During times of rain or snow, some of the water is retained in ponds or soil, some is absorbed by grass and vegetation, some evaporates, and the rest travels over the land as surface runoff. Floods occur when ponds, lakes, riverbeds, soil, and vegetation cannot absorb all the water. Water then runs off the land in quantities that cannot be carried within stream channels or retained in natural ponds, lakes, and man-made reservoirs. About 30 percent of all precipitation is in the form of runoff small and that amount might be increased by water from melting snow. River flooding is often caused by heavy rain, sometimes increased by melting snow.
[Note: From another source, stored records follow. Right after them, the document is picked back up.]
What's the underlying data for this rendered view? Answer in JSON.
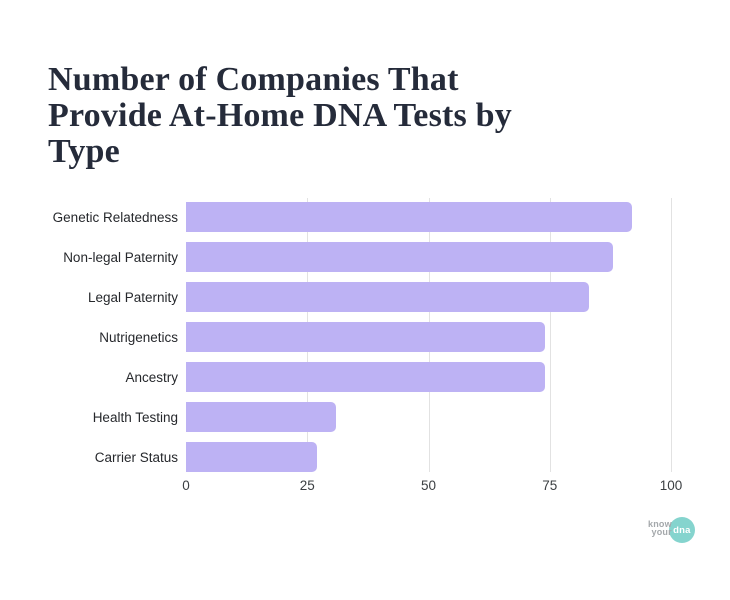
{
  "title": {
    "text": "Number of Companies That Provide At-Home DNA Tests by Type",
    "lines": [
      "Number of Companies That",
      "Provide At-Home DNA Tests by",
      "Type"
    ],
    "color": "#252b3a"
  },
  "chart_data": {
    "type": "bar",
    "orientation": "horizontal",
    "title": "Number of Companies That Provide At-Home DNA Tests by Type",
    "categories": [
      "Genetic Relatedness",
      "Non-legal Paternity",
      "Legal Paternity",
      "Nutrigenetics",
      "Ancestry",
      "Health Testing",
      "Carrier Status"
    ],
    "values": [
      92,
      88,
      83,
      74,
      74,
      31,
      27
    ],
    "xlabel": "",
    "ylabel": "",
    "xlim": [
      0,
      100
    ],
    "x_ticks": [
      0,
      25,
      50,
      75,
      100
    ],
    "grid": "vertical",
    "legend": "none",
    "bar_color": "#bdb2f4",
    "gridline_color": "#e2e2e2"
  },
  "logo": {
    "word1": "know",
    "word2": "your",
    "circle_text": "dna",
    "circle_color": "#85d4ce",
    "text_color": "#a4a8ab"
  }
}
A flood that rises rapidly, with little or no advance warning, is called a flash flood. Flash floods usually result from intense rainfall over a relatively small area, or if the area was already saturated from previous precipitation.
Severe winds over water
Even when rainfall is relatively light, the shorelines of lakes and bays can be flooded by severe winds—such as during hurricanes—that blow water into the shore areas.
Unusual high tides
Coastal areas are sometimes flooded by unusually high tides, such as spring tides, especially when compounded by high winds and storm surges.
Effects of Floods
Flooding has many impacts. It damages property and endangers the lives of humans and other species. Rapid water runoff causes soil erosion and concomitant sediment deposition elsewhere (such as further downstream or down a coast). The spawning grounds for fish and other wildlife habitats can become polluted or completely destroyed. Some prolonged high floods can delay traffic in areas which lack elevated roadways.